There is literally nothing that you can't put truffle on these days. Truffle gives everything an extra sharpness that you never knew you needed. Corn is so sweet and flavorful that when paired with the saltiness of the truffle, it's heaven. I enjoy dipping the corn fritter into the soup as just a small preview of what's to come for the rest of the meal.


  • Corn Truffle Soup:
  • 3 tablespoons olive oil
  • 4 shallots, minced or 1 large sweet white onion, diced
  • 4 ears of corn, corn removed
  • 2½ cups Chicken Stock or water, see recipe in book
  • 1 teaspoon sea salt
  • **********************************
  • Corn Fritters:
  • ½ cup flour
  • 1 teaspoon baking soda
  • 1 teaspoon baking powder
  • ½ cup cold milk
  • Sea salt to taste
  • 1/3 of remaining corn
  • 2 cups canola oil
  • Powdered sugar
  • *********************************
  • 3 tablespoons sweet butter
  • *********************************
  • 1 teaspoon truffle oil
  • 1 tablespoon powdered sugar


  • For Corn Truffle Soup, heat olive oil in a large saucepan over low heat; add shallots and cook for 5 minutes. Add 2/3 of corn and cook over low heat for 10 minutes more. Add Chicken Stock or water. Bring to a boil. Reduce heat and cook for 20 minutes. Cool slightly. Place in blender. Season with salt and blend until very smooth.

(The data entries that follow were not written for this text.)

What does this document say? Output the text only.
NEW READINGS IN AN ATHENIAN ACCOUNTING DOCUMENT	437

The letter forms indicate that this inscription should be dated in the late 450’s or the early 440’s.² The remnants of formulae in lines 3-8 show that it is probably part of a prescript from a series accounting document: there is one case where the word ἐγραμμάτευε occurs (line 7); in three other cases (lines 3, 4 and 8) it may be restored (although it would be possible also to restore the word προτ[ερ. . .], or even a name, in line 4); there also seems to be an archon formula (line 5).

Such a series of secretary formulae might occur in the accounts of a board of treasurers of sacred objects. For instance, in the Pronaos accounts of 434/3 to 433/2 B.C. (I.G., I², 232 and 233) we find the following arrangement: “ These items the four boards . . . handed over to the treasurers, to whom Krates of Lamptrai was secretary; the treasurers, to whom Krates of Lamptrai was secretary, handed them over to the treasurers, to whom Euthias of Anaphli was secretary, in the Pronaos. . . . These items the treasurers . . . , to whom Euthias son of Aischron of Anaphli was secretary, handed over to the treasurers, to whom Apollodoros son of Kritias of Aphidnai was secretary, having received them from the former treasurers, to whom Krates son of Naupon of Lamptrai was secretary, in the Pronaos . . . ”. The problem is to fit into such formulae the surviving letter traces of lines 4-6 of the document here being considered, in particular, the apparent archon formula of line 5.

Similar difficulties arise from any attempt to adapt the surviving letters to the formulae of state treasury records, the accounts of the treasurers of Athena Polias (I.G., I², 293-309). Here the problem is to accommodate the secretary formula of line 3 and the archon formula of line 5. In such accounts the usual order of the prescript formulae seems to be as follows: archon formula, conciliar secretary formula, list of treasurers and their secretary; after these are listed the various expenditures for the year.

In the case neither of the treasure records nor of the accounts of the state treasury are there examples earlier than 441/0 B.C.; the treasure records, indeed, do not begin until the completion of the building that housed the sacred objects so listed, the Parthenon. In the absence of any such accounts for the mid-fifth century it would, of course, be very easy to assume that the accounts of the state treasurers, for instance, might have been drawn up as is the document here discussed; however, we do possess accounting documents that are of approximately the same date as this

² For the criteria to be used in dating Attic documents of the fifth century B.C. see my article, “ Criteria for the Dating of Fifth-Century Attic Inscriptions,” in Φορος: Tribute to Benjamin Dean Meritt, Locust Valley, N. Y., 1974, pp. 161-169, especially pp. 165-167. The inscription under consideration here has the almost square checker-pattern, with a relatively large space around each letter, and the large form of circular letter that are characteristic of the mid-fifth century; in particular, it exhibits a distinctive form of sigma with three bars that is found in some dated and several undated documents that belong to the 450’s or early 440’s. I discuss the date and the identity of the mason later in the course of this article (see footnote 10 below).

  • For Corn Fritters, mix flour, soda, and baking powder. Whisk in milk and remaining corn. Heat oil to 375 degrees. Drop 1 large tablespoon of batter into oil. Cook until golden on both sides. Drain on towels. Dust with powdered sugar.
  • When ready to serve, place in clean pot. Heat to boil; reduce heat and stir in butter. Place in cappuccino cup and drizzle truffle oil and powdered sugar on top of Corn Fritters. Serve and enjoy!